As you likely are aware, the performance of the system has been questionable - and Baker was equanimous in spreading the blame for the lackluster numbers across the board, including her own agency.
Most everyone asked to examine how SB 863 is doing says that it's too early to tell, and while the Division of Workers' Compensation may be putting positive spin on the changes, realistically the early promises made of savings and better system performance have not come to fruition.
Be that as it may be, I wonder if all of this UR and IMR debate might be different if the injured worker were more involved in the medical decision making process.
|Bowser: happy with SDM|
The Informed Medical Decisions Foundation says that Shared Decision Making is a collaborative process that allows patients and their providers to make health care decisions together, taking into account the best scientific evidence available, as well as the patient’s values and preferences.
The organization states on its website:
"Unfortunately, patients often make decisions about medical treatments without completely understanding their options. Decision aids present the various treatment options in an unbiased, balanced way to patients so they can make an informed choice. These tools, which are designed to complement, rather than replace, counseling from a health care provider, can be used to facilitate a shared decision making conversation between patient and provider."
As you might imagine, SDM requires greater interaction between patient and physician. It is described as "the process of interacting with patients who wish to be involved in arriving at an informed, values-based choice among two or more medically reasonable alternatives." (Emphasis original.)

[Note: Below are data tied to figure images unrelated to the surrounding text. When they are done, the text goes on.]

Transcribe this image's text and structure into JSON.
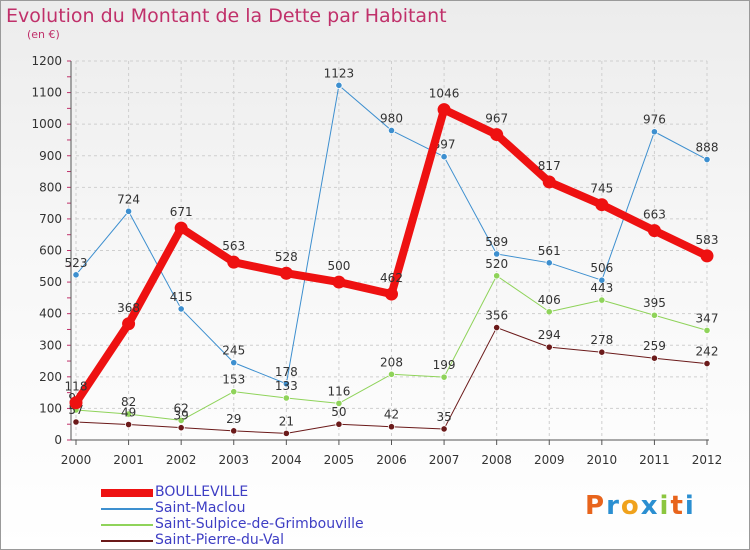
{
  "header": {
    "title": "Evolution du Montant de la Dette par Habitant",
    "subtitle": "(en €)"
  },
  "brand": {
    "letters": [
      "P",
      "r",
      "o",
      "x",
      "i",
      "t",
      "i"
    ],
    "colors": [
      "#e8641c",
      "#2b8fd1",
      "#f0a21c",
      "#2b8fd1",
      "#8cc63f",
      "#e8641c",
      "#2b8fd1"
    ]
  },
  "chart_data": {
    "type": "line",
    "title": "Evolution du Montant de la Dette par Habitant",
    "subtitle": "(en €)",
    "xlabel": "",
    "ylabel": "",
    "x": [
      "2000",
      "2001",
      "2002",
      "2003",
      "2004",
      "2005",
      "2006",
      "2007",
      "2008",
      "2009",
      "2010",
      "2011",
      "2012"
    ],
    "ylim": [
      0,
      1200
    ],
    "yticks": [
      0,
      100,
      200,
      300,
      400,
      500,
      600,
      700,
      800,
      900,
      1000,
      1100,
      1200
    ],
    "grid": true,
    "legend_position": "bottom-left",
    "series": [
      {
        "name": "Saint-Maclou",
        "color": "#3d8fcf",
        "width": 1,
        "values": [
          523,
          724,
          415,
          245,
          178,
          1123,
          980,
          897,
          589,
          561,
          506,
          976,
          888
        ]
      },
      {
        "name": "Saint-Sulpice-de-Grimbouville",
        "color": "#8fd35a",
        "width": 1,
        "values": [
          95,
          82,
          62,
          153,
          133,
          116,
          208,
          199,
          520,
          406,
          443,
          395,
          347
        ]
      },
      {
        "name": "Saint-Pierre-du-Val",
        "color": "#6b1a1a",
        "width": 1,
        "values": [
          57,
          49,
          39,
          29,
          21,
          50,
          42,
          35,
          356,
          294,
          278,
          259,
          242
        ]
      },
      {
        "name": "BOULLEVILLE",
        "color": "#ee1111",
        "width": 8,
        "values": [
          118,
          368,
          671,
          563,
          528,
          500,
          462,
          1046,
          967,
          817,
          745,
          663,
          583
        ]
      }
    ],
    "legend_order": [
      "BOULLEVILLE",
      "Saint-Maclou",
      "Saint-Sulpice-de-Grimbouville",
      "Saint-Pierre-du-Val"
    ]
  }
}
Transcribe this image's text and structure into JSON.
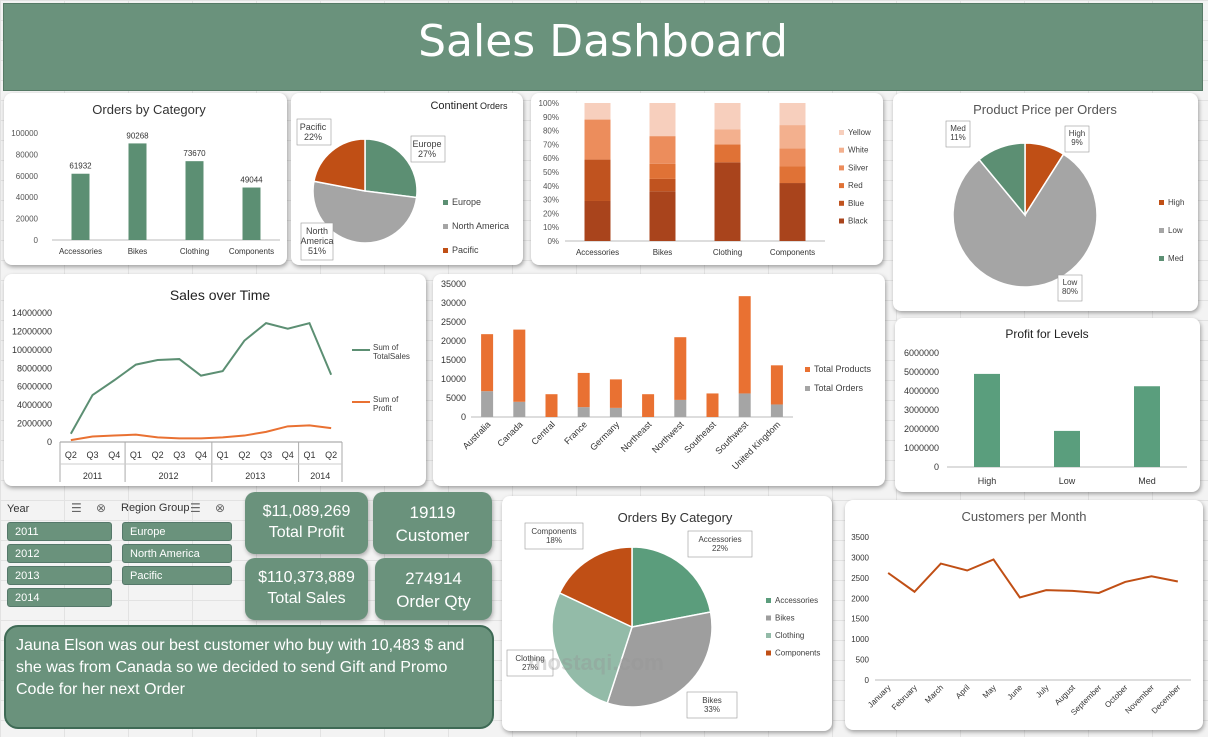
{
  "title": "Sales Dashboard",
  "kpis": {
    "profit_value": "$11,089,269",
    "profit_label": "Total Profit",
    "customer_value": "19119",
    "customer_label": "Customer",
    "sales_value": "$110,373,889",
    "sales_label": "Total Sales",
    "qty_value": "274914",
    "qty_label": "Order Qty"
  },
  "slicers": {
    "year": {
      "title": "Year",
      "items": [
        "2011",
        "2012",
        "2013",
        "2014"
      ]
    },
    "region": {
      "title": "Region Group",
      "items": [
        "Europe",
        "North America",
        "Pacific"
      ]
    }
  },
  "note": "Jauna Elson was our best customer who buy with 10,483 $ and she was from Canada so we decided to send Gift and Promo Code for her next Order",
  "watermark": "mostaqi.com",
  "colors": {
    "green": "#5c8f73",
    "grey": "#a5a5a5",
    "orange": "#e97132",
    "rust": "#c04f15",
    "brown": "#b55a28",
    "header": "#6a927c"
  },
  "chart_data": [
    {
      "id": "orders_by_category",
      "type": "bar",
      "title": "Orders by Category",
      "categories": [
        "Accessories",
        "Bikes",
        "Clothing",
        "Components"
      ],
      "values": [
        61932,
        90268,
        73670,
        49044
      ],
      "ylim": [
        0,
        100000
      ],
      "yticks": [
        "0",
        "20000",
        "40000",
        "60000",
        "80000",
        "100000"
      ],
      "grid": false
    },
    {
      "id": "continent_orders",
      "type": "pie",
      "title_main": "Continent",
      "title_small": "Orders",
      "labels": [
        "Europe",
        "North America",
        "Pacific"
      ],
      "values": [
        27,
        51,
        22
      ],
      "data_labels": [
        "Europe\n27%",
        "North\nAmerica\n51%",
        "Pacific\n22%"
      ],
      "legend": "right"
    },
    {
      "id": "color_mix",
      "type": "bar",
      "stacked": "100%",
      "categories": [
        "Accessories",
        "Bikes",
        "Clothing",
        "Components"
      ],
      "yticks": [
        "0%",
        "10%",
        "20%",
        "30%",
        "40%",
        "50%",
        "60%",
        "70%",
        "80%",
        "90%",
        "100%"
      ],
      "series": [
        {
          "name": "Black",
          "values": [
            29,
            36,
            57,
            42
          ]
        },
        {
          "name": "Blue",
          "values": [
            30,
            9,
            0,
            0
          ]
        },
        {
          "name": "Red",
          "values": [
            0,
            11,
            13,
            12
          ]
        },
        {
          "name": "Silver",
          "values": [
            29,
            20,
            0,
            13
          ]
        },
        {
          "name": "White",
          "values": [
            0,
            0,
            11,
            17
          ]
        },
        {
          "name": "Yellow",
          "values": [
            12,
            24,
            19,
            16
          ]
        }
      ],
      "legend": "right"
    },
    {
      "id": "product_price_per_orders",
      "type": "pie",
      "title": "Product Price per Orders",
      "labels": [
        "High",
        "Low",
        "Med"
      ],
      "values": [
        9,
        80,
        11
      ],
      "data_labels": [
        "High\n9%",
        "Low\n80%",
        "Med\n11%"
      ],
      "legend": "right"
    },
    {
      "id": "sales_over_time",
      "type": "line",
      "title": "Sales over Time",
      "x": [
        "Q2",
        "Q3",
        "Q4",
        "Q1",
        "Q2",
        "Q3",
        "Q4",
        "Q1",
        "Q2",
        "Q3",
        "Q4",
        "Q1",
        "Q2"
      ],
      "year_groups": [
        {
          "label": "2011",
          "count": 3
        },
        {
          "label": "2012",
          "count": 4
        },
        {
          "label": "2013",
          "count": 4
        },
        {
          "label": "2014",
          "count": 2
        }
      ],
      "series": [
        {
          "name": "Sum of TotalSales",
          "values": [
            900000,
            5100000,
            6700000,
            8400000,
            8900000,
            9000000,
            7200000,
            7700000,
            11000000,
            12900000,
            12300000,
            12900000,
            7300000
          ]
        },
        {
          "name": "Sum of Profit",
          "values": [
            200000,
            600000,
            700000,
            800000,
            500000,
            400000,
            400000,
            500000,
            700000,
            1100000,
            1700000,
            1800000,
            1500000
          ]
        }
      ],
      "ylim": [
        0,
        14000000
      ],
      "yticks": [
        "0",
        "2000000",
        "4000000",
        "6000000",
        "8000000",
        "10000000",
        "12000000",
        "14000000"
      ],
      "legend": "right"
    },
    {
      "id": "region_products_orders",
      "type": "bar",
      "stacked": true,
      "categories": [
        "Australia",
        "Canada",
        "Central",
        "France",
        "Germany",
        "Northeast",
        "Northwest",
        "Southeast",
        "Southwest",
        "United Kingdom"
      ],
      "series": [
        {
          "name": "Total Orders",
          "values": [
            6800,
            4000,
            0,
            2600,
            2400,
            0,
            4500,
            0,
            6200,
            3300
          ]
        },
        {
          "name": "Total Products",
          "values": [
            15000,
            19000,
            6000,
            9000,
            7500,
            6000,
            16500,
            6200,
            25600,
            10300
          ]
        }
      ],
      "ylim": [
        0,
        35000
      ],
      "yticks": [
        "0",
        "5000",
        "10000",
        "15000",
        "20000",
        "25000",
        "30000",
        "35000"
      ],
      "legend": "right"
    },
    {
      "id": "profit_for_levels",
      "type": "bar",
      "title": "Profit for Levels",
      "categories": [
        "High",
        "Low",
        "Med"
      ],
      "values": [
        4900000,
        1900000,
        4250000
      ],
      "ylim": [
        0,
        6000000
      ],
      "yticks": [
        "0",
        "1000000",
        "2000000",
        "3000000",
        "4000000",
        "5000000",
        "6000000"
      ]
    },
    {
      "id": "orders_by_category_pie",
      "type": "pie",
      "title": "Orders By Category",
      "labels": [
        "Accessories",
        "Bikes",
        "Clothing",
        "Components"
      ],
      "values": [
        22,
        33,
        27,
        18
      ],
      "data_labels": [
        "Accessories\n22%",
        "Bikes\n33%",
        "Clothing\n27%",
        "Components\n18%"
      ],
      "legend": "right"
    },
    {
      "id": "customers_per_month",
      "type": "line",
      "title": "Customers per Month",
      "x": [
        "January",
        "February",
        "March",
        "April",
        "May",
        "June",
        "July",
        "August",
        "September",
        "October",
        "November",
        "December"
      ],
      "values": [
        2620,
        2160,
        2850,
        2680,
        2950,
        2020,
        2200,
        2180,
        2130,
        2400,
        2540,
        2410
      ],
      "ylim": [
        0,
        3500
      ],
      "yticks": [
        "0",
        "500",
        "1000",
        "1500",
        "2000",
        "2500",
        "3000",
        "3500"
      ]
    }
  ]
}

The process involves informing the patient about the various evidence based options (evidence based medicine is critical to the process), the providing various tools that have been prepared in an unbiased manner to allow the patient to have a better understanding of the trade off of benefits and risks of any particular treatment option.
According to a 2010 survey conducted by the University of Michigan, the vast majority of people simply accept whatever treatment protocol their physician advises without exploring any alternatives. In fact, the study concluded that between 65% and 95% of the time the health care provider simply advises "just do it."
The studies promoted by the Foundation on SDM clearly reflect that the process is beneficial to the patient, reducing confusion about treatments, increasing patient satisfaction and decreasing risks with healthier outcomes.
But can this work in the industrial medicine setting? I've often opined that one of the problems with workers' compensation is that the injured worker, though the center of all sorts of activity and attention, completely lacks any participation in his or her treatment - seemingly blithely going along with whatever the doctors, the administrator and/or UR/IMR says is going to happen.
So it seems like SDM could work in the industrial medicine setting.
But while this sounds like medical treatment nirvana, in the volume based business of workers' compensation medical I have reservations about the ultimate effectiveness of this ideal.
Physicians already complain about unrealistically low reimbursement rates in the work comp world, and also complain about ridiculously long accounts receivables reconciliation. What SDM seems to propose is greater dialogue between physician and patient with more resources available to the patient along the decision making process.
I think most injured workers would gladly engage in SDM if promoted by the doctor but there's a caveat - how is the physician going to get paid to engage in this process, which is going to take up more professional time?
SDM is probably worth exploring further in the context of workers' compensation medical treatment, but along with it must come motivations for using it.
In the panel presentation that I participated at the CCWC Conference on Wednesday I opined that many of the incentives in workers' compensation defeat the ultimate goals of reducing treatment approvals and disability duration.
Look at what drives people to behave certain ways, fix the incentives and rewards, and processes should move more efficiently and effectively.
SDM could work, but legal and regulatory changes would first be needed to motivate its use.